Il TAR ha accolto l’istanza fissando una riunione ad ottobre per esaminare direttamente il merito della complessa questione. I ricorrenti, in mancanza di un’esplicita sospensione e nel timore che l’udienza ad ottobre possa arrivare in ritardo, assumeranno nei prossimi giorni le iniziative giurisdizionali più appropriate per anticipare quel giudizio e nel frattempo sollecitare l’attenzione dei partiti per dissuaderli dal partecipare, nelle more del giudizio, al compimento di  un atto potenzialmente illegittimo.

Al fine di sensibilizzare anche l’opinione pubblica le associazioni citate ed i ricorrenti intendono promuovere, nei giorni immediatamente successivi alle elezioni europee, una riunione pubblica con i massimi esperti in materia e con i giornalisti per indicare la strada da percorrere per rispettare i nostri principi costituzionali e le imperative norme europee.

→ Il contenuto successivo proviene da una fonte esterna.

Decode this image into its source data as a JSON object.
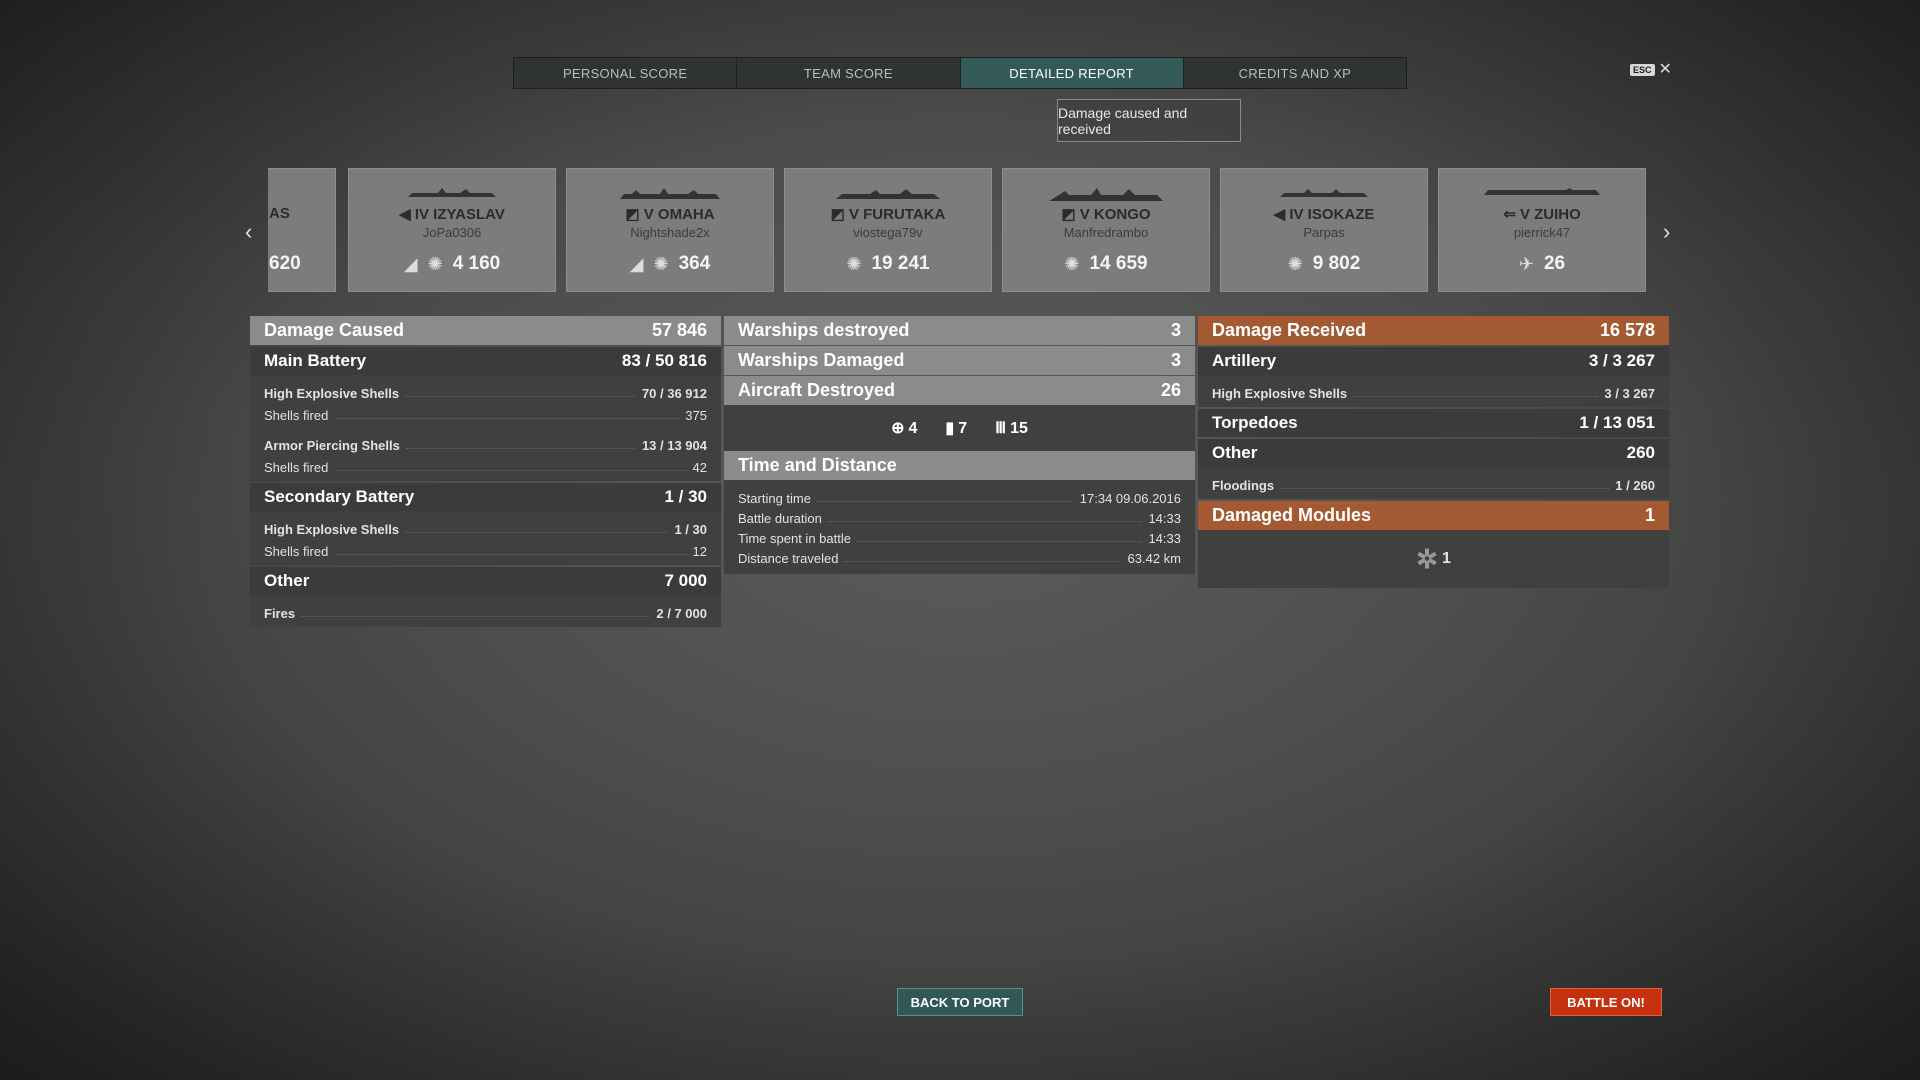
{
  "tabs": [
    {
      "label": "PERSONAL SCORE"
    },
    {
      "label": "TEAM SCORE"
    },
    {
      "label": "DETAILED REPORT"
    },
    {
      "label": "CREDITS AND XP"
    }
  ],
  "esc": {
    "key": "ESC",
    "close": "✕"
  },
  "subtitle": "Damage caused and received",
  "cards": [
    {
      "name": "AS",
      "player": "",
      "value": "620"
    },
    {
      "name": "IV IZYASLAV",
      "player": "JoPa0306",
      "value": "4 160"
    },
    {
      "name": "V OMAHA",
      "player": "Nightshade2x",
      "value": "364"
    },
    {
      "name": "V FURUTAKA",
      "player": "viostega79v",
      "value": "19 241"
    },
    {
      "name": "V KONGO",
      "player": "Manfredrambo",
      "value": "14 659"
    },
    {
      "name": "IV ISOKAZE",
      "player": "Parpas",
      "value": "9 802"
    },
    {
      "name": "V ZUIHO",
      "player": "pierrick47",
      "value": "26"
    }
  ],
  "left": {
    "damage_caused": {
      "label": "Damage Caused",
      "value": "57 846"
    },
    "main_battery": {
      "label": "Main Battery",
      "value": "83 / 50 816",
      "he": {
        "label": "High Explosive Shells",
        "value": "70 / 36 912"
      },
      "he_fired": {
        "label": "Shells fired",
        "value": "375"
      },
      "ap": {
        "label": "Armor Piercing Shells",
        "value": "13 / 13 904"
      },
      "ap_fired": {
        "label": "Shells fired",
        "value": "42"
      }
    },
    "secondary": {
      "label": "Secondary Battery",
      "value": "1 / 30",
      "he": {
        "label": "High Explosive Shells",
        "value": "1 / 30"
      },
      "fired": {
        "label": "Shells fired",
        "value": "12"
      }
    },
    "other": {
      "label": "Other",
      "value": "7 000",
      "fires": {
        "label": "Fires",
        "value": "2 / 7 000"
      }
    }
  },
  "middle": {
    "destroyed": {
      "label": "Warships destroyed",
      "value": "3"
    },
    "damaged": {
      "label": "Warships Damaged",
      "value": "3"
    },
    "aircraft": {
      "label": "Aircraft Destroyed",
      "value": "26"
    },
    "aircraft_icons": {
      "a": "4",
      "b": "7",
      "c": "15"
    },
    "time": {
      "label": "Time and Distance",
      "start": {
        "label": "Starting time",
        "value": "17:34  09.06.2016"
      },
      "duration": {
        "label": "Battle duration",
        "value": "14:33"
      },
      "spent": {
        "label": "Time spent in battle",
        "value": "14:33"
      },
      "distance": {
        "label": "Distance traveled",
        "value": "63.42 km"
      }
    }
  },
  "right": {
    "received": {
      "label": "Damage Received",
      "value": "16 578"
    },
    "artillery": {
      "label": "Artillery",
      "value": "3 / 3 267",
      "he": {
        "label": "High Explosive Shells",
        "value": "3 / 3 267"
      }
    },
    "torpedoes": {
      "label": "Torpedoes",
      "value": "1 / 13 051"
    },
    "other": {
      "label": "Other",
      "value": "260",
      "flood": {
        "label": "Floodings",
        "value": "1 / 260"
      }
    },
    "modules": {
      "label": "Damaged Modules",
      "value": "1",
      "count": "1"
    }
  },
  "buttons": {
    "port": "BACK TO PORT",
    "battle": "BATTLE ON!"
  },
  "colors": {
    "accent_tab": "#335a57",
    "received": "#a35a32",
    "battle": "#c5300f"
  }
}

Non sfugge a nessuno che a partire dall’11 giugno il dibattito sulla riforma del Premierato entrerà nella sua fase più calda con l’esame dell’elezione diretta del Capo del Governo e con i nodi della legge elettorale, tuttora misteriosa. L’uscita dalla forma di governo parlamentare e la concentrazione assoluta di poteri in capo ad una sola persona potrebbe cominciare a prendere forma.

Il rischio vero è quello che con un’accelerazione del percorso delle nomine Rai, Governo e maggioranza vogliano fare una mossa spregiudicata verso una concentrazione di poteri in capo al Presidente del Consiglio proprio nel campo più delicato dell’informazione del Servizio pubblico.

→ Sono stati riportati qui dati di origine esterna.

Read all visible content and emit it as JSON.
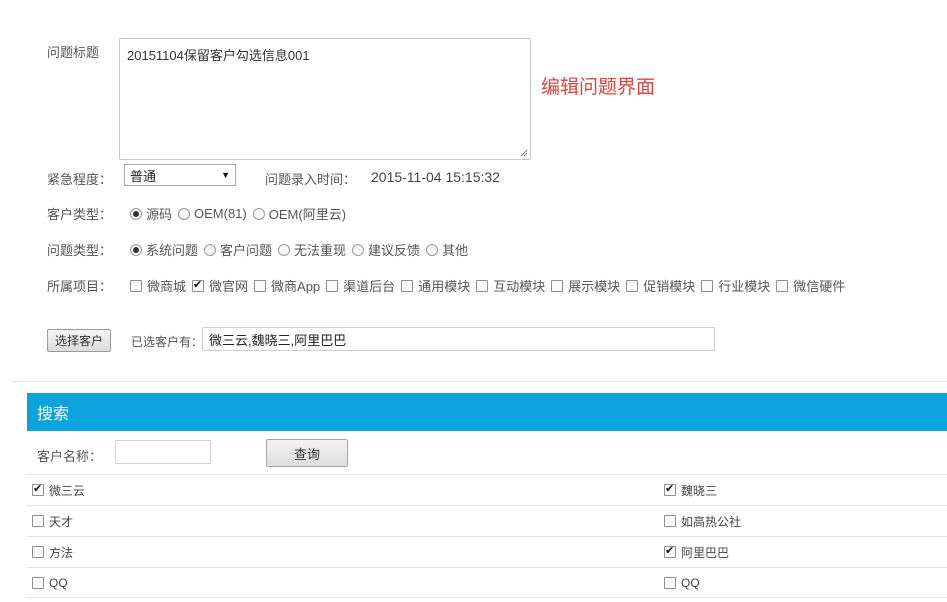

È certo che questa mossa avverrebbe in spregio ai principi costituzionali fondamentali ed anche a quelli europei solennemente enunciati.

Di fronte a questo rischio che anticipa una riforma costituzionale sul Premierato estremamente preoccupante, una forma di resistenza in tutte le sedi non è solo opportuna, ma decisamente doverosa.